Tech Focus: The Elder Scrolls V: Skyrim

GamesIndustry.biz has conjured up one of their “tech focus” articles for The Elder Scrolls V: Skyrim, which takes a closer look at both the technical achievements Bethesda managed to pull off when creating the game and the bugs that have plagued the open-world RPG since release. An excerpt:

As the stack of YouTube bug videos rises seemingly by the hour, the question is, how can complex systems and features be fully tested when the circumstances in which they come into play will almost certainly change between players, and when the behaviour of the gamers themselves is so difficult to anticipate? Just how thorough can conventional QA be when we have a game as vast, open and as wide-ranging as this?

Make no mistake, despite the game’s miniscule size in terms of compressed game data on the shipping DVD, there’s no doubting the scale of the game and the sheer scope for adventure it contains.

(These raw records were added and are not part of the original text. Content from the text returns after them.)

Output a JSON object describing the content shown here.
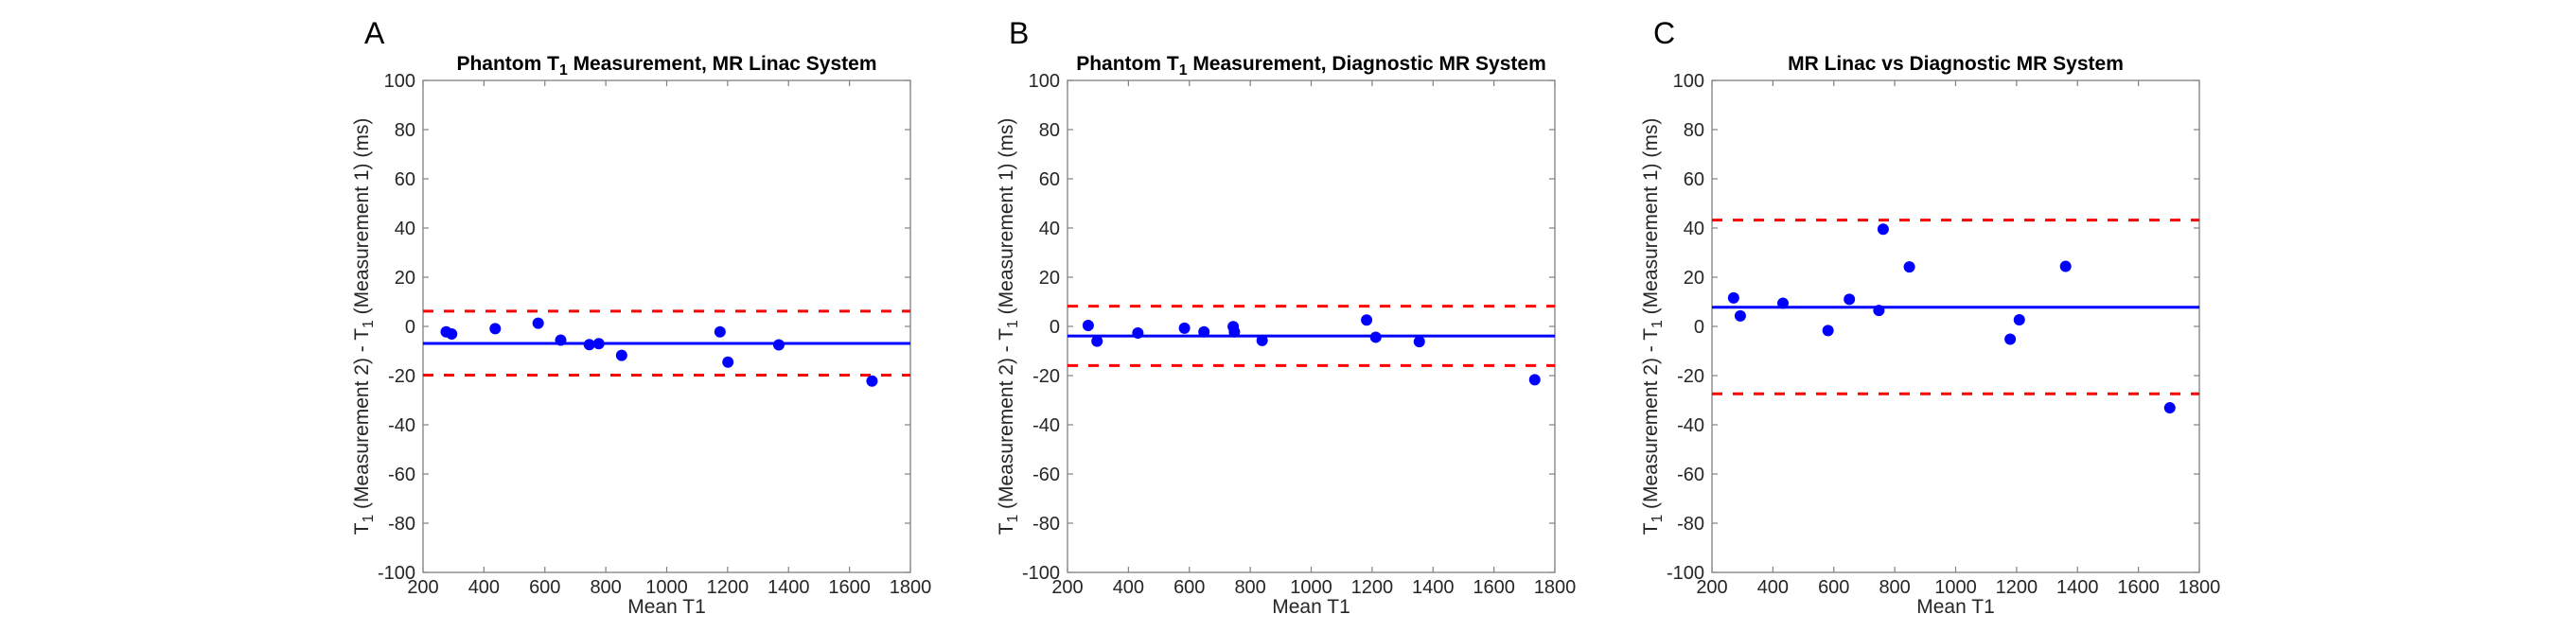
{
  "chart_data": [
    {
      "type": "scatter",
      "panel_letter": "A",
      "title_parts": [
        "Phantom T",
        "1",
        " Measurement, MR Linac System"
      ],
      "xlabel": "Mean T1",
      "ylabel_parts": [
        "T",
        "1",
        " (Measurement 2) - T",
        "1",
        " (Measurement 1) (ms)"
      ],
      "xlim": [
        200,
        1800
      ],
      "ylim": [
        -100,
        100
      ],
      "xticks": [
        200,
        400,
        600,
        800,
        1000,
        1200,
        1400,
        1600,
        1800
      ],
      "yticks": [
        -100,
        -80,
        -60,
        -40,
        -20,
        0,
        20,
        40,
        60,
        80,
        100
      ],
      "points": [
        [
          276,
          -2.2
        ],
        [
          294,
          -3.1
        ],
        [
          437,
          -0.9
        ],
        [
          578,
          1.3
        ],
        [
          652,
          -5.6
        ],
        [
          746,
          -7.4
        ],
        [
          777,
          -7.0
        ],
        [
          852,
          -11.8
        ],
        [
          1175,
          -2.2
        ],
        [
          1201,
          -14.5
        ],
        [
          1368,
          -7.5
        ],
        [
          1674,
          -22.2
        ]
      ],
      "mean_diff": -6.9,
      "upper_loa": 6.2,
      "lower_loa": -19.8
    },
    {
      "type": "scatter",
      "panel_letter": "B",
      "title_parts": [
        "Phantom T",
        "1",
        " Measurement, Diagnostic MR System"
      ],
      "xlabel": "Mean T1",
      "ylabel_parts": [
        "T",
        "1",
        " (Measurement 2) - T",
        "1",
        " (Measurement 1) (ms)"
      ],
      "xlim": [
        200,
        1800
      ],
      "ylim": [
        -100,
        100
      ],
      "xticks": [
        200,
        400,
        600,
        800,
        1000,
        1200,
        1400,
        1600,
        1800
      ],
      "yticks": [
        -100,
        -80,
        -60,
        -40,
        -20,
        0,
        20,
        40,
        60,
        80,
        100
      ],
      "points": [
        [
          268,
          0.4
        ],
        [
          297,
          -6.0
        ],
        [
          431,
          -2.7
        ],
        [
          584,
          -0.7
        ],
        [
          648,
          -2.2
        ],
        [
          744,
          -0.1
        ],
        [
          748,
          -2.2
        ],
        [
          839,
          -5.7
        ],
        [
          1182,
          2.6
        ],
        [
          1212,
          -4.4
        ],
        [
          1355,
          -6.2
        ],
        [
          1734,
          -21.7
        ]
      ],
      "mean_diff": -3.9,
      "upper_loa": 8.2,
      "lower_loa": -15.9
    },
    {
      "type": "scatter",
      "panel_letter": "C",
      "title_parts": [
        "MR Linac vs Diagnostic MR System",
        "",
        ""
      ],
      "xlabel": "Mean T1",
      "ylabel_parts": [
        "T",
        "1",
        " (Measurement 2) - T",
        "1",
        " (Measurement 1) (ms)"
      ],
      "xlim": [
        200,
        1800
      ],
      "ylim": [
        -100,
        100
      ],
      "xticks": [
        200,
        400,
        600,
        800,
        1000,
        1200,
        1400,
        1600,
        1800
      ],
      "yticks": [
        -100,
        -80,
        -60,
        -40,
        -20,
        0,
        20,
        40,
        60,
        80,
        100
      ],
      "points": [
        [
          271,
          11.6
        ],
        [
          293,
          4.3
        ],
        [
          433,
          9.4
        ],
        [
          581,
          -1.7
        ],
        [
          651,
          11.0
        ],
        [
          748,
          6.5
        ],
        [
          762,
          39.5
        ],
        [
          848,
          24.2
        ],
        [
          1179,
          -5.2
        ],
        [
          1209,
          2.7
        ],
        [
          1361,
          24.4
        ],
        [
          1703,
          -33.1
        ]
      ],
      "mean_diff": 7.8,
      "upper_loa": 43.2,
      "lower_loa": -27.4
    }
  ],
  "colors": {
    "points": "#0000ff",
    "mean_line": "#0000ff",
    "loa_lines": "#ff0000",
    "axis": "#808080",
    "text": "#262626"
  }
}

Bethesda’s remarkable compression scheme ensures that the entire Xbox 360 version of the game weighs in at just 3.8GB. Never mind that we’re now in the era of the 50GB dual layer Blu-ray: the Xbox 360 version of Skyrim in its entirety would fit snugly onto a single layer DVD with space to spare.

With carefully planning on how the files are laid out on the disc, Bethesda can ensure that the all-important texture and geometry data is always available on an area of the platter that offers the most throughput on the Microsoft console’s 12x DVD drive (typically the outer edge of the disc), meaning fast streaming and minimal pop-in. The Xbox game hasn’t been pared down that much either when compared to the PC version, which weighed in at around 5.5GB of data when we downloaded it from Steam. We see some occasional reduction in texture quality but everything else looks remarkably like-for-like.

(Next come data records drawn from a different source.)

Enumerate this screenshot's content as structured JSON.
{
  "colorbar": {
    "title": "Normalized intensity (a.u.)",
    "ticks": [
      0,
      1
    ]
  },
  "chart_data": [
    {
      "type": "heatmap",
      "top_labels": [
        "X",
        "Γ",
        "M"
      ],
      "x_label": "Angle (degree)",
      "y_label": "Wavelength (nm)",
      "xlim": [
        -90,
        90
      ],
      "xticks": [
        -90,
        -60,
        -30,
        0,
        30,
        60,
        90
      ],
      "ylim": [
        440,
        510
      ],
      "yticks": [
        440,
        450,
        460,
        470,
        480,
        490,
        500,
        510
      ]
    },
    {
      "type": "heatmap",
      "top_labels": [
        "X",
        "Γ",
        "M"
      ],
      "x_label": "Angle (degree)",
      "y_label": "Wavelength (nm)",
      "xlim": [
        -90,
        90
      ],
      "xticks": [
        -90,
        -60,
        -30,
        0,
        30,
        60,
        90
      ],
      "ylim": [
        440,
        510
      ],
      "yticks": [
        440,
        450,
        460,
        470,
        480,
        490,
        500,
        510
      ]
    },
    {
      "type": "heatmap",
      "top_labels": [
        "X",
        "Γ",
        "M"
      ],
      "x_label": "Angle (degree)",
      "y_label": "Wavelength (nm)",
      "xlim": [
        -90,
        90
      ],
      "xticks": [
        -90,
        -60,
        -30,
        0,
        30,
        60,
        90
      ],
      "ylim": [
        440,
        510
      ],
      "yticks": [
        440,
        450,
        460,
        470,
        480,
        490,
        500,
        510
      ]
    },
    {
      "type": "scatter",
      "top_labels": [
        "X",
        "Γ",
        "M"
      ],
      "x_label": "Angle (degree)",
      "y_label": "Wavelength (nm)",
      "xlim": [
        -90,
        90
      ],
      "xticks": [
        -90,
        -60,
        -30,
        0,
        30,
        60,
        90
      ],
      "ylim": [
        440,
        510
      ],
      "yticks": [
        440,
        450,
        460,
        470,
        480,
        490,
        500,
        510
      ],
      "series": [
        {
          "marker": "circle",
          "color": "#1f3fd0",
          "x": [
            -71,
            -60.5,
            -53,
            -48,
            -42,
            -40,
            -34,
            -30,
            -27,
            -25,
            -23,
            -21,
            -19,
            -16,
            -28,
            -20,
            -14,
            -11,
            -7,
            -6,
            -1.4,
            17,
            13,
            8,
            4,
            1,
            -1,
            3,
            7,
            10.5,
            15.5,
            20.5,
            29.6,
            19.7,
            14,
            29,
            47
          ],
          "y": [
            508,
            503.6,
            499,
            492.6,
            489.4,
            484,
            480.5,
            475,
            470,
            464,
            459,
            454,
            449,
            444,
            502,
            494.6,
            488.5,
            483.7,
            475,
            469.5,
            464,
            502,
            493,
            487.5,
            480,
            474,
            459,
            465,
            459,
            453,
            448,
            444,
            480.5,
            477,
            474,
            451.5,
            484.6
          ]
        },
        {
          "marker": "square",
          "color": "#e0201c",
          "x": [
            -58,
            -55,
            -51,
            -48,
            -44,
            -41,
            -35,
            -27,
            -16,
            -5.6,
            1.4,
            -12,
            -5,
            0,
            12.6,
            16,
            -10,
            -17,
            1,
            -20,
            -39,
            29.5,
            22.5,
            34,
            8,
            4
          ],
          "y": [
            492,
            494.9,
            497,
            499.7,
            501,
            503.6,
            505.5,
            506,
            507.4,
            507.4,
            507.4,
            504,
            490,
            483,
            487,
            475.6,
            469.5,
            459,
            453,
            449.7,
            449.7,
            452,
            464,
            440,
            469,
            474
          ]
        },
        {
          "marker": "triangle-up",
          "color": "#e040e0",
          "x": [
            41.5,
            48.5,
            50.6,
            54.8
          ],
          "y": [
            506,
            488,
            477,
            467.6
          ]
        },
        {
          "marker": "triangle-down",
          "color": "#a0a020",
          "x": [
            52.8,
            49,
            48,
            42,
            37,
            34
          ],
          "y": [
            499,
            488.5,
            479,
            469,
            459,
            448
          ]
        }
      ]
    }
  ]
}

The creation of the landscape itself is just one of the technical marvels in the game – another concerns the amount of characters, objects and containers: thousands upon thousands of them spread across the sprawling map. This is something that certainly could not be procedurally generated without nerfing game balance, and may explain why save games incrementally grow as you progress through the game: it would make sense for the save to act as an ever-expanding “patch” that tracks how the objects and characters have moved from the default positions. The remarkable thing is that no matter how far you progress in the game you can return to the scenes right from the game’s opening – and nothing has changed, even if days and weeks of in-game time have passed.

This may account for the reports we are seeing emerging of problems relating to the PlayStation 3 version of the game, where ballooning save-game sizes are being blamed for causing issues for some Skyrim players on the Sony platform.